La prononciation traditionnelle de magnat serait donc irrégulière. Soit. Mais quelle en est donc la prononciation traditionnelle? La réponse ne peut, selon moi, qu’être [maɲa], car c’est celle que le Petit Robert reprend d’une édition à l’autre depuis 1967. Donc ma prononciation, qui est traditionnelle mais irrégulière, a été, nous dit-on, plus ou moins abandonnée. La prononciation de ce mot suit dorénavant la règle générale! Ah bon!… Cette règle n’est pas énoncée, mais, fort heureusement, on en donne quelques exemples d’application, dont magnat. Ce mot se prononcerait de plus en plus comme magnifique [maɲifik]. Euh!… Mais magnat se prononçait déjà [maɲa] depuis 1967! Où est donc le changement annoncé? Je le cherche, mais en vain. La prononciation traditionnelle dont il est question doit donc se trouver ailleurs que dans le Petit Robert. Mais où? Serait-ce dans le Grand Robert? Voyons voir.

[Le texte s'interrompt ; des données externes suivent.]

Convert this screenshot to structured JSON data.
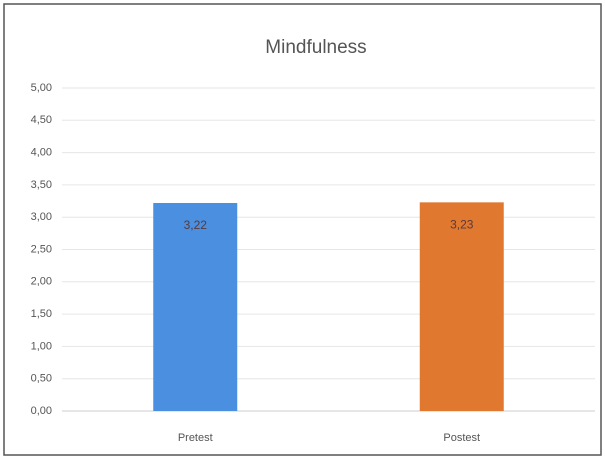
{
  "chart_data": {
    "type": "bar",
    "title": "Mindfulness",
    "categories": [
      "Pretest",
      "Postest"
    ],
    "values": [
      3.22,
      3.23
    ],
    "value_labels": [
      "3,22",
      "3,23"
    ],
    "colors": [
      "#4a8fe0",
      "#e0782f"
    ],
    "ylim": [
      0,
      5
    ],
    "yticks": [
      {
        "value": 0,
        "label": "0,00"
      },
      {
        "value": 0.5,
        "label": "0,50"
      },
      {
        "value": 1,
        "label": "1,00"
      },
      {
        "value": 1.5,
        "label": "1,50"
      },
      {
        "value": 2,
        "label": "2,00"
      },
      {
        "value": 2.5,
        "label": "2,50"
      },
      {
        "value": 3,
        "label": "3,00"
      },
      {
        "value": 3.5,
        "label": "3,50"
      },
      {
        "value": 4,
        "label": "4,00"
      },
      {
        "value": 4.5,
        "label": "4,50"
      },
      {
        "value": 5,
        "label": "5,00"
      }
    ],
    "grid": true
  }
}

Dans le volume 4 de la première édition du Grand Robert, paru en 1959 (le dernier volume paraîtra en 1966), il est écrit :

MAGNAT  (magh’-na ou, plus souventma-gna) (2)

J’en conclus qu’à l’aube des années 1960, les deux prononciations sont courantes, mais que celle qui est le plus souvent rencontrée est [ma-gna]. Et aussi que sa prononciation traditionnelle devrait être [magh’-na]. Ce que, de fait, me confirment les dernières éditions du DAF (3). La nouvelle prononciation, [ma-gna], aurait donc, selon cette source, fait son apparition entre 1935 et 1959. (4)

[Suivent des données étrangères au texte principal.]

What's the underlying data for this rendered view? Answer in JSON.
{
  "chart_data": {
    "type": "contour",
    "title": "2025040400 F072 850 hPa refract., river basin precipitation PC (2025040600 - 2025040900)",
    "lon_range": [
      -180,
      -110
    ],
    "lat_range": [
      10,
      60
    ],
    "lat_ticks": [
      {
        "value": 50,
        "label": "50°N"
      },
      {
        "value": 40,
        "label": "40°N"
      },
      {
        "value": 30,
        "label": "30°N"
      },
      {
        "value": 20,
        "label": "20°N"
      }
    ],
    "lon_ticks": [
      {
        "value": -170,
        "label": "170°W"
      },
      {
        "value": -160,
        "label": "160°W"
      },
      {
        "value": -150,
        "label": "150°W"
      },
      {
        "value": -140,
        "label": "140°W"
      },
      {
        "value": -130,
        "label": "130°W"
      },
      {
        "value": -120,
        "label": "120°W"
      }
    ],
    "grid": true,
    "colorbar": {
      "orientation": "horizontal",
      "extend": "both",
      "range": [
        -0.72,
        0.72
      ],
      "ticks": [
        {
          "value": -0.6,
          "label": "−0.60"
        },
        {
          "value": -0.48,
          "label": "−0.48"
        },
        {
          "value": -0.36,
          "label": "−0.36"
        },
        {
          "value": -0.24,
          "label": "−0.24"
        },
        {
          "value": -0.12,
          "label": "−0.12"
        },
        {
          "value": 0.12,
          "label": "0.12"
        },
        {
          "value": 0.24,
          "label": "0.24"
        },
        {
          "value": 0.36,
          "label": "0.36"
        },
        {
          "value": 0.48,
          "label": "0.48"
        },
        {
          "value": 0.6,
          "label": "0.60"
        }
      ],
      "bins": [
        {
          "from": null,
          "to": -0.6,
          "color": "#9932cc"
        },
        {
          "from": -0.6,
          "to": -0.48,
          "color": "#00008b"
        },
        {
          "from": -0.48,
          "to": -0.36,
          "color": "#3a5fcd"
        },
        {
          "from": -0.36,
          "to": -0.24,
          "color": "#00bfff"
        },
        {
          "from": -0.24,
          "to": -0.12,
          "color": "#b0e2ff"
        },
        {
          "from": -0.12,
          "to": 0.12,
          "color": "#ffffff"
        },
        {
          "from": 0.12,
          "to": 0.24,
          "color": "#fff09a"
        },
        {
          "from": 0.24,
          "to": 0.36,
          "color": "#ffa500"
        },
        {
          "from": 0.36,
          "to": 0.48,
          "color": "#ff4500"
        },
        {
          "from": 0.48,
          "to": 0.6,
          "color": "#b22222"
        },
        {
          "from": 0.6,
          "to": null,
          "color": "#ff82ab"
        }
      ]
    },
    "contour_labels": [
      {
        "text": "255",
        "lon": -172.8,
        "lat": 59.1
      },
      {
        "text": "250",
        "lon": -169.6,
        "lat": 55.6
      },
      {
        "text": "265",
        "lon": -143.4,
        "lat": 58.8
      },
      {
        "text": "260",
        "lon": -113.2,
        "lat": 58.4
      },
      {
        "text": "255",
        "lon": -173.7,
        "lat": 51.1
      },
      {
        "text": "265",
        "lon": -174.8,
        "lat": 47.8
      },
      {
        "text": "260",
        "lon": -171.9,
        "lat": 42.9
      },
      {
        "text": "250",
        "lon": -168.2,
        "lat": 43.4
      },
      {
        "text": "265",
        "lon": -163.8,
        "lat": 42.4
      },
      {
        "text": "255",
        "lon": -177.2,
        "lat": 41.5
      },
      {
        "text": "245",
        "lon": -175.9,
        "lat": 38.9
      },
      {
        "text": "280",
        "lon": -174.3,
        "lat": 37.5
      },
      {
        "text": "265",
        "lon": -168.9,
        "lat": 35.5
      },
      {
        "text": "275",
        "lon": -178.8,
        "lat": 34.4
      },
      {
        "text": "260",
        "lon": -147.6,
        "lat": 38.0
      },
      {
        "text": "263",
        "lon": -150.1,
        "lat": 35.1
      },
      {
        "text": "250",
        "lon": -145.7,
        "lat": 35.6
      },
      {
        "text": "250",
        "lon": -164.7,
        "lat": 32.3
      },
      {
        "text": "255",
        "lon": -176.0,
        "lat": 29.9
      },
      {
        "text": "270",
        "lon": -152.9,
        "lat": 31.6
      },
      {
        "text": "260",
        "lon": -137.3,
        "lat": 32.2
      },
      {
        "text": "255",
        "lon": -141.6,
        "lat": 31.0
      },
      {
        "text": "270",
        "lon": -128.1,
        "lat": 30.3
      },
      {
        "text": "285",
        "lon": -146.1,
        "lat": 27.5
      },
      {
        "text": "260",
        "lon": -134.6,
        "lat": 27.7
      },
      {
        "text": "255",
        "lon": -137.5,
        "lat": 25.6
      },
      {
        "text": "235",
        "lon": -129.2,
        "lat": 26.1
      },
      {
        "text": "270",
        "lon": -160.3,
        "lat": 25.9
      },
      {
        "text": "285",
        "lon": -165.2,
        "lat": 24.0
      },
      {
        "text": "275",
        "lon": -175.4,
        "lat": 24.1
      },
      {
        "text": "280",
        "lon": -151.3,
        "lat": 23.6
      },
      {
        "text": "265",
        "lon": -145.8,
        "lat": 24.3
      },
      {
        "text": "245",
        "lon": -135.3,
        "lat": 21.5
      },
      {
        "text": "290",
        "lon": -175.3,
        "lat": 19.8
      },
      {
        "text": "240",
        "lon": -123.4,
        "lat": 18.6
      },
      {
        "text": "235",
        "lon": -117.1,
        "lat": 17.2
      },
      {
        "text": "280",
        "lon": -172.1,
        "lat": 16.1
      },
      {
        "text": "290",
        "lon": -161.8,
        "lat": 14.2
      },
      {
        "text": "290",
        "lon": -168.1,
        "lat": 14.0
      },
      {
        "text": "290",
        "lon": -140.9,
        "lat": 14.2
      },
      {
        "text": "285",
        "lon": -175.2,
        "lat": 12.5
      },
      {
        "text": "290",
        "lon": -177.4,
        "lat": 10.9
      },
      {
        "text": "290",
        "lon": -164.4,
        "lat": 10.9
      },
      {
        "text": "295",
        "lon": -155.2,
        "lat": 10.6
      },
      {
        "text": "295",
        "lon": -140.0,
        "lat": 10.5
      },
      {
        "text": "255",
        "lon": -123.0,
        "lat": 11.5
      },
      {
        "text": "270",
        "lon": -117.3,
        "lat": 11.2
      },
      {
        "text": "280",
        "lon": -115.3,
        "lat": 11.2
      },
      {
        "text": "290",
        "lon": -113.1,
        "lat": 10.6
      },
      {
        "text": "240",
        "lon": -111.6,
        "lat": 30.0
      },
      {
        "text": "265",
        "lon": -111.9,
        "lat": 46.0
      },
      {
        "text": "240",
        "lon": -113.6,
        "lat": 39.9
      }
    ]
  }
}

Mais, en 1967, les lexicographes qui travaillent à la publication du premier Petit Robert jugent que la prononciation traditionnelle a définitivement cédé sa place. Ils ne consignent plus qu’une seule prononciation : [ma-gna] ou, selon l’API (alphabet phonétique international),[maɲa].

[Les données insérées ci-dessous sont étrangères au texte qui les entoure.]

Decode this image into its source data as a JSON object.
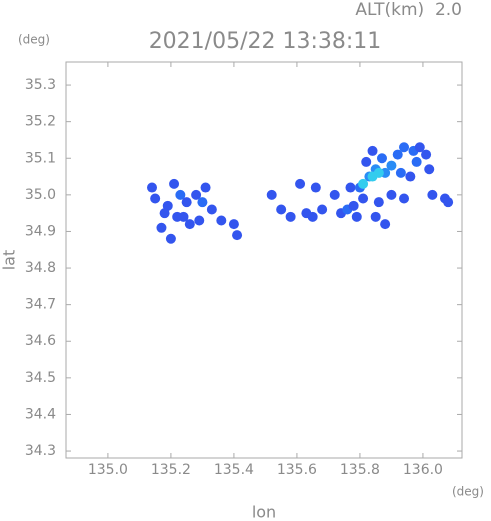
{
  "chart_data": {
    "type": "scatter",
    "title": "2021/05/22 13:38:11",
    "altitude_label": "ALT(km)  2.0",
    "x_unit": "(deg)",
    "y_unit": "(deg)",
    "x_label": "lon",
    "y_label": "lat",
    "xlim": [
      134.867,
      136.124
    ],
    "ylim": [
      34.281,
      35.363
    ],
    "xticks": [
      {
        "value": 135,
        "label": "135.0"
      },
      135.2,
      135.4,
      135.6,
      135.8,
      {
        "value": 136,
        "label": "136.0"
      }
    ],
    "yticks": [
      34.3,
      34.4,
      34.5,
      34.6,
      34.7,
      34.8,
      34.9,
      {
        "value": 35,
        "label": "35.0"
      },
      35.1,
      35.2,
      35.3
    ],
    "x": [
      135.14,
      135.15,
      135.19,
      135.21,
      135.23,
      135.25,
      135.22,
      135.18,
      135.28,
      135.3,
      135.29,
      135.31,
      135.33,
      135.26,
      135.24,
      135.36,
      135.4,
      135.41,
      135.2,
      135.17,
      135.52,
      135.55,
      135.58,
      135.63,
      135.65,
      135.68,
      135.61,
      135.66,
      135.72,
      135.74,
      135.76,
      135.77,
      135.78,
      135.8,
      135.81,
      135.79,
      135.83,
      135.85,
      135.87,
      135.86,
      135.88,
      135.9,
      135.92,
      135.94,
      135.97,
      135.99,
      135.93,
      135.96,
      135.98,
      136.01,
      136.02,
      135.9,
      135.94,
      136.03,
      136.07,
      136.08,
      135.84,
      135.82,
      135.88,
      135.85,
      135.84,
      135.86,
      135.81
    ],
    "values": [
      35.02,
      34.99,
      34.97,
      35.03,
      35.0,
      34.98,
      34.94,
      34.95,
      35.0,
      34.98,
      34.93,
      35.02,
      34.96,
      34.92,
      34.94,
      34.93,
      34.92,
      34.89,
      34.88,
      34.91,
      35.0,
      34.96,
      34.94,
      34.95,
      34.94,
      34.96,
      35.03,
      35.02,
      35.0,
      34.95,
      34.96,
      35.02,
      34.97,
      35.02,
      34.99,
      34.94,
      35.05,
      35.07,
      35.1,
      34.98,
      35.06,
      35.08,
      35.11,
      35.13,
      35.12,
      35.13,
      35.06,
      35.05,
      35.09,
      35.11,
      35.07,
      35.0,
      34.99,
      35.0,
      34.99,
      34.98,
      35.12,
      35.09,
      34.92,
      34.94,
      35.05,
      35.06,
      35.03
    ],
    "colors": [
      "#3355ee",
      "#3355ee",
      "#3355ee",
      "#3355ee",
      "#2a6cf5",
      "#3355ee",
      "#3355ee",
      "#3355ee",
      "#3355ee",
      "#2a6cf5",
      "#3355ee",
      "#3355ee",
      "#3355ee",
      "#3355ee",
      "#3355ee",
      "#3355ee",
      "#3355ee",
      "#3355ee",
      "#3355ee",
      "#3355ee",
      "#3355ee",
      "#3355ee",
      "#3355ee",
      "#3355ee",
      "#3355ee",
      "#3355ee",
      "#3355ee",
      "#3355ee",
      "#3355ee",
      "#3355ee",
      "#2a6cf5",
      "#3355ee",
      "#3355ee",
      "#2a6cf5",
      "#3355ee",
      "#3355ee",
      "#2a8cf5",
      "#2a8cf5",
      "#2a6cf5",
      "#3355ee",
      "#2a8cf5",
      "#2a8cf5",
      "#2a6cf5",
      "#2a6cf5",
      "#2a6cf5",
      "#3355ee",
      "#2a6cf5",
      "#3355ee",
      "#2a6cf5",
      "#3355ee",
      "#3355ee",
      "#3355ee",
      "#3355ee",
      "#3355ee",
      "#3355ee",
      "#3355ee",
      "#3355ee",
      "#3355ee",
      "#3355ee",
      "#3355ee",
      "#33ccee",
      "#33ccee",
      "#33ccee"
    ],
    "grid": false
  }
}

Comment expliquer qu’en 1993, dans le premier Nouveau Petit Robert, la prononciation, traditionnelle mais abandonnée depuis un quart de siècle, renaisse de ses cendres? Mystère et boule de gomme. À moins que…

À moins que les utilisateurs aient eu des remords… Des remords de ne pas rendre à César ce qui appartient à César. Ou pour faire chic! Je m’explique.

Déjà, en 1967, le Petit Robert donnait à magnat (mot polonais, de descendance latine) deux acceptions :

1° Titre donné autrefois […];

2° (1895; angl. magnate). Puissant capitaliste. Les magnats de l’industrie, de la finance. Ce financier est un magnat du pétrole.

Étant donné que, de nos jours, ce terme n’est plus utilisé qu’au sens 2°, on le prononce peut-être à l’anglaise pour bien marquer son origine (5) ou pour se démarquer, pour faire chic. Qui sait? Ce qu’on n’a pas senti le besoin de faire pour magnanime [maɲanim], qui pourtant dérive, tout comme magnat, du même ancêtre, à savoir du latin magnus « grand ». Une autre particularité, parmi tant d’autres! Mais passons!

Bref, je vais continuer à prononcer [maɲa] et cesser de croire que je le prononce mal. Et aussi cesser de penser que ceux qui disent [mag-nat] ne le prononcent pas bien.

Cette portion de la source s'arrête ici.